For use in subset of my thesis, I’ve been given some exchange market data for several exchange-listed products, including Eurodollar rate futures as well US treasury futures and Fed Funds futures. I would like to fit an approximate yield curve / multi curve (govt + libor) while explicitly omitting OTC data (e.g. swaps) and cash US treasury data. My goal is to fit these curves to some lower dimensional space then observe deviations of my projected prices from true market prices.
Some questions I have:
- I can pull implied repo data at the start of each day. Is this stable enough to reproduce real market pricing? To pivot my first credit-risk inclusive future (ED) and/or my first riskless (FF? 2yr treasury future?) off of, I will take the respective spot rate at the start of the day as well. I understand FF is uncollateralized (domestic/reserve-holding) corporation-based yields, which are surely not government. However I don’t really know how else to get short end into my risk-free approach. Is there a better way given the data?

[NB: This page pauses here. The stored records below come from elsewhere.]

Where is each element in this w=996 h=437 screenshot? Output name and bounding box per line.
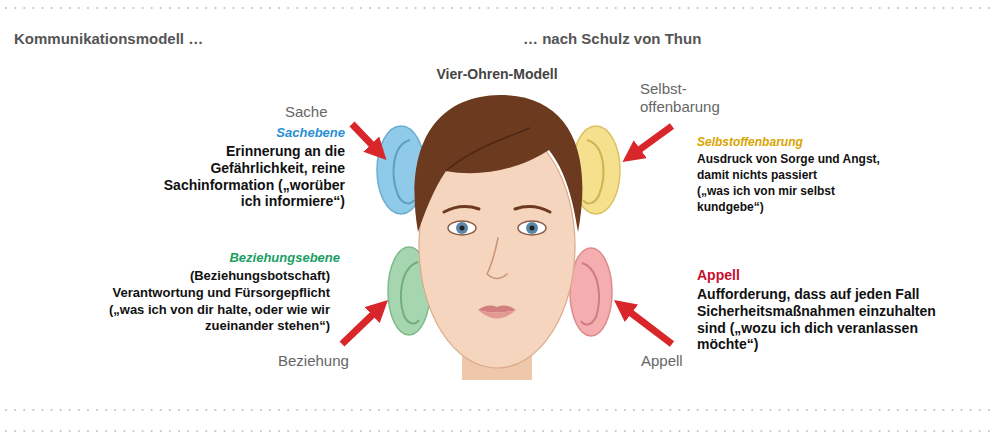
level-text: Ausdruck von Sorge und Angst, damit nich… bbox=[697, 152, 887, 183]
level-heading: Sachebene bbox=[276, 125, 345, 141]
level-text: Erinnerung an die Gefährlichkeit, reine … bbox=[160, 143, 345, 210]
level-heading: Selbstoffenbarung bbox=[697, 135, 803, 149]
hair-strand bbox=[446, 128, 530, 171]
dotted-rule bbox=[6, 409, 990, 411]
eye bbox=[448, 221, 476, 235]
pointer-arrow bbox=[628, 311, 672, 344]
ear-label: Appell bbox=[641, 352, 683, 370]
level-text: (Beziehungsbotschaft) bbox=[190, 268, 330, 284]
level-heading: Appell bbox=[697, 267, 740, 284]
level-text: („was ich von dir halte, oder wie wir zu… bbox=[58, 302, 330, 335]
pointer-arrow bbox=[352, 124, 374, 147]
slide-title: … nach Schulz von Thun bbox=[523, 30, 701, 48]
nose bbox=[487, 238, 507, 279]
dotted-rule bbox=[6, 7, 990, 9]
pointer-arrow bbox=[342, 312, 375, 344]
hair bbox=[414, 95, 582, 232]
eyebrow bbox=[515, 207, 550, 212]
diagram-title: Vier-Ohren-Modell bbox=[436, 66, 557, 83]
eye bbox=[518, 221, 546, 235]
dotted-rule bbox=[6, 430, 990, 432]
ear-pink bbox=[570, 248, 612, 336]
ear-label: Sache bbox=[285, 103, 328, 121]
eyebrow bbox=[444, 207, 479, 212]
level-text: Aufforderung, dass auf jeden Fall Sicher… bbox=[697, 286, 949, 353]
level-text: („was ich von mir selbst kundgebe“) bbox=[697, 184, 887, 215]
pointer-arrow bbox=[637, 126, 672, 152]
ear-label: Selbst- offenbarung bbox=[640, 80, 740, 116]
slide-title: Kommunikationsmodell … bbox=[14, 30, 203, 48]
level-text: Verantwortung und Fürsorgepflicht bbox=[113, 285, 330, 301]
level-heading: Beziehungsebene bbox=[229, 250, 340, 266]
lower-lip bbox=[478, 310, 516, 319]
ear-label: Beziehung bbox=[278, 352, 349, 370]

- Because I am not using swaps, it’s unclear how I might consider credit-based libor premium. My earliest treasury is 2 years, but I also have Fed funds. I’m not sure if there’s an stripped down modern equivalent that operates under the no-OTC constraints?
- Assuming stable implied repos, I can use intraday futures to imply cash treasuries then determine yields from these implied cash treasuries. Does this seem reasonable?
Any guidance or advice from the practical side (I’ve never done this before) would be highly appreciated.